Thanks to @gregrahn. I used his project below to identify the changes that make this work on Mac OS: https://github.com/gregrahn/tpcds-kit

Instructions

  1. For Mac users only, run brew install coreutils to install gsplit, which we use to chunk our data files before uploading to S3.

  2. Optional - while you could generate your data set and upload to Amazon S3 from a local machine, you may be able to achieve faster results using an EC2 instance in AWS. If you want, deploy an EC2 instance with sufficient EBS (or even better, instance storage) to support the size of data set you plan to generate. Note that EBS IOPS scale with the size of your EBS volume, up to 3,000 IOPS for a 1 TB drive. Therefore, you might want to deploy a 1 TB drive even if your data set is smaller than 1 TB to improve performance (if using EBS instead of an instance store). Of course, consider the trade-off between performance and cost when choosing instance types and storage capacity.

  3. Once your workstation (with sufficient storage) is ready, clone this project and navigate into it:

    git clone https://github.com/matwerber1/tpc-ds-datagen-to-aws-s3
    cd tpc-ds-datagen-to-aws-s3
  4. Navigate to the tpc-ds/v2.11.0rc2/tools/ directory and, if needed, edit line 42 in makefile for your operating system. The default is linux:

    # tpc-ds/v2.11.0rc2/tools/makefile
    # OS Values: AIX, LINUX, SOLARIS, NCR, HPUX, or MACOS
    OS = LINUX 
  5. Run make from the tools directory to compile the TPC-DS data generator for your environment. If you encounter any issues or want to learn more about using the tool, you can refer to the how-to guide at tpc-ds/v2.11.0rc2/tools/How_To_Guide-DS-V2.0.0.docx.

    (cd tpc-ds/v2.11.0rc2/tools && make)
  6. Open generate-and-upload-data.sh and update the parameters at the top of the script as needed.

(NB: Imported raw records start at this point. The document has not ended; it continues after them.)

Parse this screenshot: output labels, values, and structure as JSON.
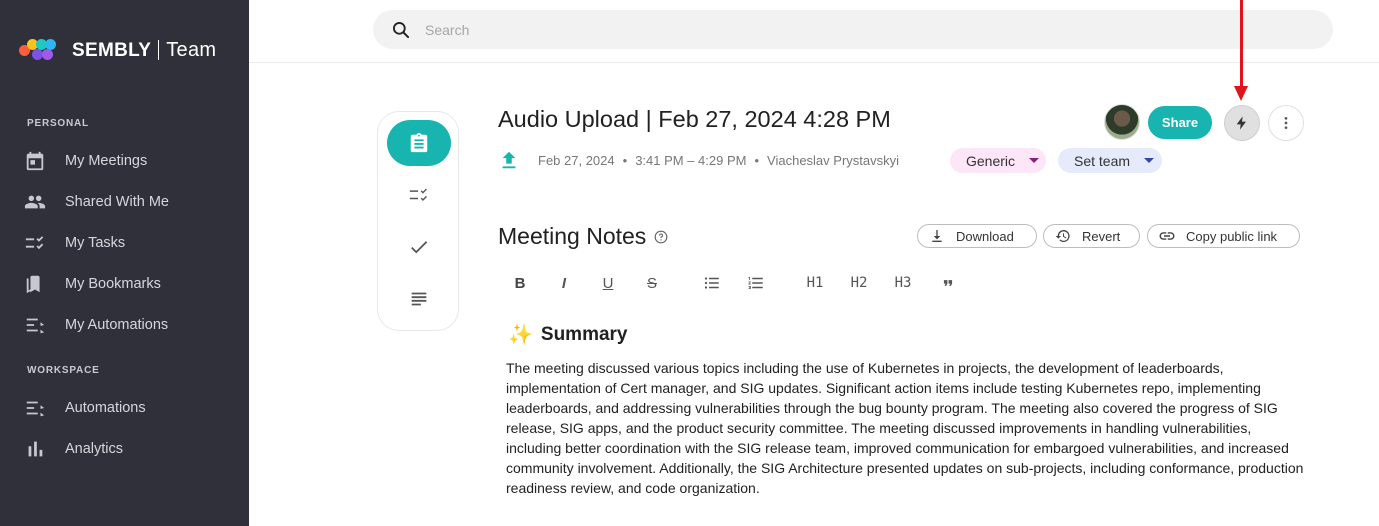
{
  "app": {
    "brand": "SEMBLY",
    "brand_suffix": "Team"
  },
  "sidebar": {
    "personal_label": "PERSONAL",
    "workspace_label": "WORKSPACE",
    "personal_items": [
      {
        "label": "My Meetings",
        "icon": "calendar-icon"
      },
      {
        "label": "Shared With Me",
        "icon": "people-icon"
      },
      {
        "label": "My Tasks",
        "icon": "tasks-icon"
      },
      {
        "label": "My Bookmarks",
        "icon": "bookmark-icon"
      },
      {
        "label": "My Automations",
        "icon": "automation-icon"
      }
    ],
    "workspace_items": [
      {
        "label": "Automations",
        "icon": "automation-icon"
      },
      {
        "label": "Analytics",
        "icon": "bar-chart-icon"
      }
    ]
  },
  "search": {
    "placeholder": "Search",
    "value": ""
  },
  "meeting": {
    "title": "Audio Upload | Feb 27, 2024 4:28 PM",
    "date": "Feb 27, 2024",
    "time_range": "3:41 PM – 4:29 PM",
    "owner": "Viacheslav Prystavskyi",
    "separator": "•",
    "type_chip": "Generic",
    "team_chip": "Set team",
    "share_label": "Share"
  },
  "notes": {
    "title": "Meeting Notes",
    "download_label": "Download",
    "revert_label": "Revert",
    "copy_link_label": "Copy public link",
    "format_toolbar": [
      "B",
      "I",
      "U",
      "S",
      "bulleted-list",
      "numbered-list",
      "H1",
      "H2",
      "H3",
      "quote"
    ],
    "summary_emoji": "✨",
    "summary_heading": "Summary",
    "summary_text": "The meeting discussed various topics including the use of Kubernetes in projects, the development of leaderboards, implementation of Cert manager, and SIG updates. Significant action items include testing Kubernetes repo, implementing leaderboards, and addressing vulnerabilities through the bug bounty program. The meeting also covered the progress of SIG release, SIG apps, and the product security committee. The meeting discussed improvements in handling vulnerabilities, including better coordination with the SIG release team, improved communication for embargoed vulnerabilities, and increased community involvement. Additionally, the SIG Architecture presented updates on sub-projects, including conformance, production readiness review, and code organization."
  },
  "colors": {
    "sidebar_bg": "#2f3039",
    "accent": "#18b4b0",
    "generic_chip_bg": "#fde6f7",
    "team_chip_bg": "#e6ebfb",
    "annotation_arrow": "#e0141c"
  }
}
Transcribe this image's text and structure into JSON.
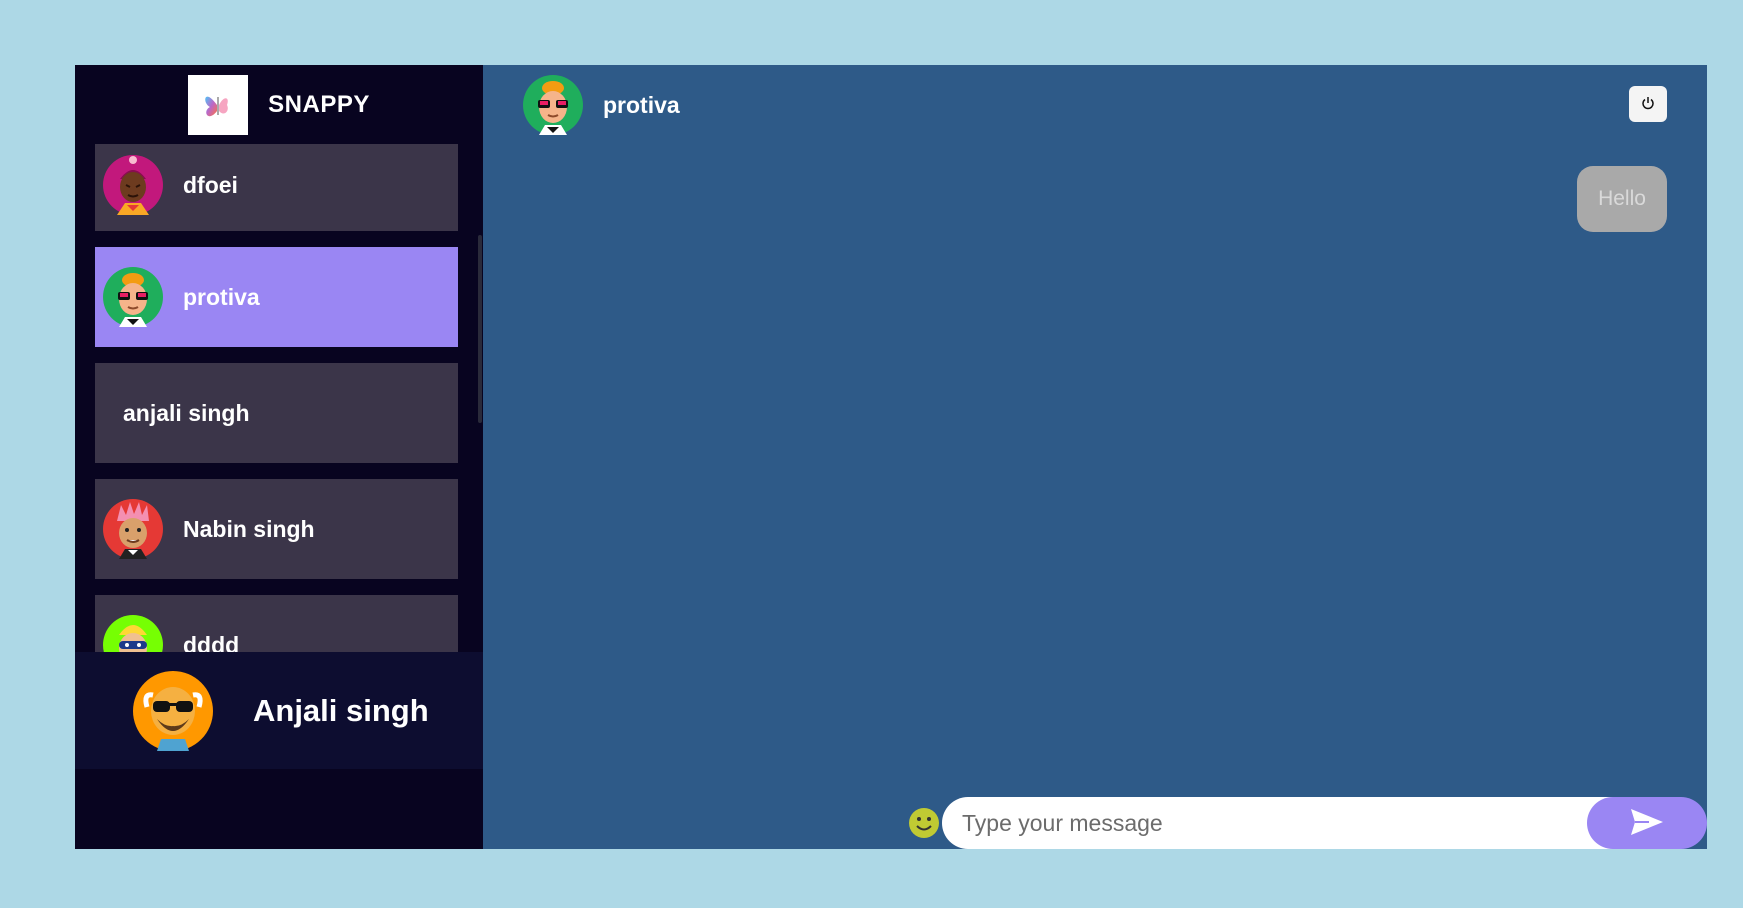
{
  "app": {
    "brand_name": "SNAPPY"
  },
  "contacts": [
    {
      "name": "dfoei",
      "avatar": "avatar-magenta-beanie-icon",
      "selected": false
    },
    {
      "name": "protiva",
      "avatar": "avatar-green-sunglasses-icon",
      "selected": true
    },
    {
      "name": "anjali singh",
      "avatar": null,
      "selected": false
    },
    {
      "name": "Nabin singh",
      "avatar": "avatar-red-spiky-hair-icon",
      "selected": false
    },
    {
      "name": "dddd",
      "avatar": "avatar-green-mask-icon",
      "selected": false
    }
  ],
  "current_user": {
    "name": "Anjali singh",
    "avatar": "avatar-orange-sunglasses-beard-icon"
  },
  "chat": {
    "header_name": "protiva",
    "header_avatar": "avatar-green-sunglasses-icon",
    "logout_icon": "power-icon",
    "messages": [
      {
        "text": "Hello",
        "sent": true
      }
    ],
    "input_placeholder": "Type your message",
    "emoji_icon": "smiley-icon",
    "send_icon": "send-arrow-icon"
  },
  "colors": {
    "page_bg": "#add8e6",
    "sidebar_bg": "#080420",
    "contact_bg": "#3b3549",
    "selected_bg": "#9a86f3",
    "chat_bg": "#2e5a88",
    "current_user_bg": "#0d0d30"
  }
}
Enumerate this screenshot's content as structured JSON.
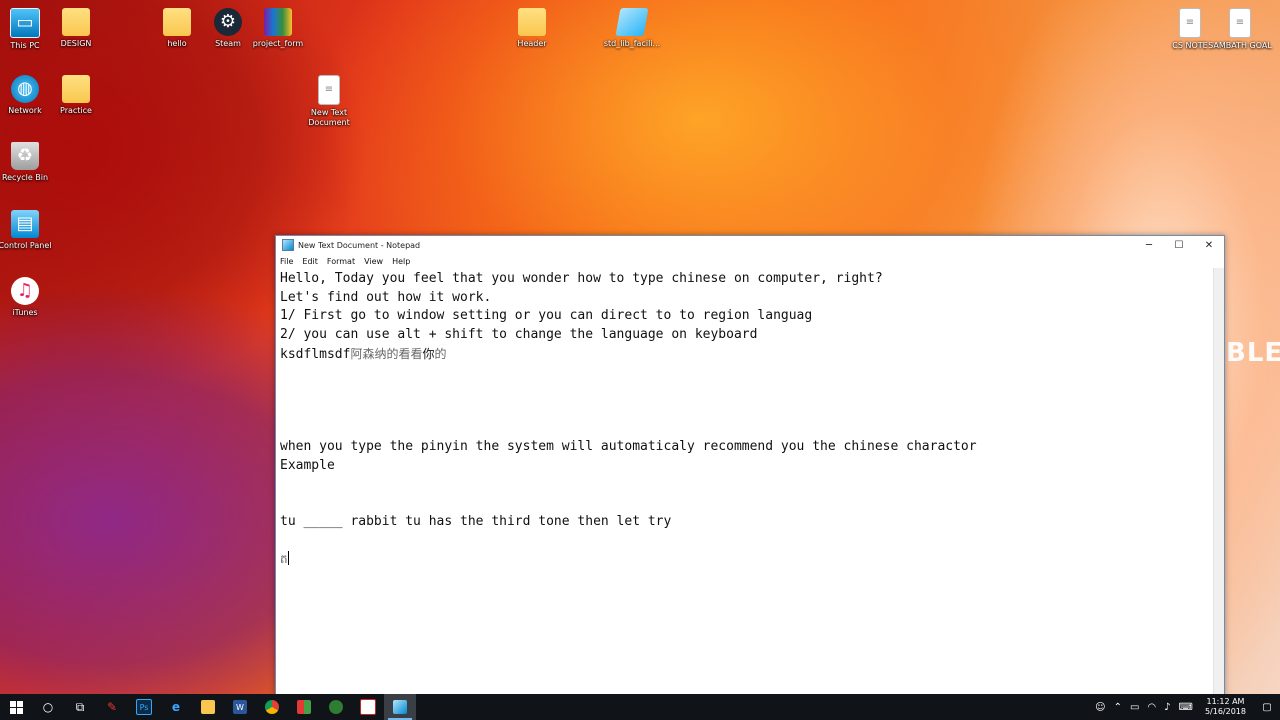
{
  "desktop": {
    "icons_left": [
      {
        "label": "This PC",
        "icon": "this-pc-icon"
      },
      {
        "label": "Network",
        "icon": "network-icon"
      },
      {
        "label": "Recycle Bin",
        "icon": "recycle-bin-icon"
      },
      {
        "label": "Control Panel",
        "icon": "control-panel-icon"
      },
      {
        "label": "iTunes",
        "icon": "itunes-icon"
      }
    ],
    "icons_col2": [
      {
        "label": "DESIGN",
        "icon": "folder-icon"
      },
      {
        "label": "Practice",
        "icon": "folder-icon"
      }
    ],
    "icons_top": [
      {
        "label": "hello",
        "icon": "folder-icon"
      },
      {
        "label": "Steam",
        "icon": "steam-icon"
      },
      {
        "label": "project_form",
        "icon": "winrar-icon"
      },
      {
        "label": "New Text Document",
        "icon": "text-document-icon"
      },
      {
        "label": "Header",
        "icon": "folder-icon"
      },
      {
        "label": "std_lib_facili...",
        "icon": "notepad-file-icon"
      }
    ],
    "icons_right": [
      {
        "label": "CS NOTE",
        "icon": "document-icon"
      },
      {
        "label": "SAMBATH GOAL",
        "icon": "document-icon"
      }
    ],
    "wallpaper_text": "BLE"
  },
  "notepad": {
    "title": "New Text Document - Notepad",
    "controls": {
      "minimize": "─",
      "maximize": "☐",
      "close": "✕"
    },
    "menu": [
      "File",
      "Edit",
      "Format",
      "View",
      "Help"
    ],
    "lines": [
      "Hello, Today you feel that you wonder how to type chinese on computer, right?",
      "Let's find out how it work.",
      "1/ First go to window setting or you can direct to to region languag",
      "2/ you can use alt + shift to change the language on keyboard"
    ],
    "line5_latin": "ksdflmsdf",
    "line5_cjk_a": "阿森纳的看看",
    "line5_cjk_b": "你",
    "line5_cjk_c": "的",
    "lines_b": [
      "when you type the pinyin the system will automaticaly recommend you the chinese charactor",
      "Example"
    ],
    "line_tu": "tu _____ rabbit tu has the third tone then let try",
    "line_last": "ត"
  },
  "taskbar": {
    "start_icon": "windows-start-icon",
    "apps": [
      "search-icon",
      "task-view-icon",
      "pen-app-icon",
      "photoshop-icon",
      "edge-icon",
      "file-explorer-icon",
      "word-icon",
      "chrome-icon",
      "colorful-app-icon",
      "green-app-icon",
      "media-app-icon",
      "notepad-icon"
    ],
    "ps_label": "Ps",
    "word_label": "W",
    "time": "11:12 AM",
    "date": "5/16/2018"
  },
  "colors": {
    "taskbar_bg": "#101318",
    "taskbar_active_underline": "#76b9ed",
    "window_border": "#6a8db5"
  }
}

The parameters you will need to change are shown below:

    SCALE=1
    S3_BUCKET=s3://<YOUR_BUCKET>
    S3_USER_PREFIX=<YOUR_PREFIX>
    BUCKET_REGION=<YOUR_BUCKET_REGION>
    IAM_ROLE=<YOUR_IAM_ROLE>
  7. Generate, split, compress, and upload data to S3:

    ./generate-and-upload-data.sh

    The command above will also generate a file named load_tables.sql, which contains commands you will later execute from within your Redshift cluster to import your data from S3.

  8. Connect to your Redshift cluster using the SQL client of your choice and execute the DDL commands contained within create-table-ddl.sql to create the tables that will hold your data (one option for a free SQL client is Aginity Pro):

  9. The script from Step 7 generated a file named load_tables.sql which contains SQL DML statements to COPY your table data from S3 into Redshift. Open this file, copy-paste the commands into your SQL client, and execute them to load data into your cluster from S3.

  10. The script from Step 7 generated a file './queries/query_0.sql which contains TPC-DS queries tailored for your data set size. You can use these sample queries to test your cluster performance, or you can write your own.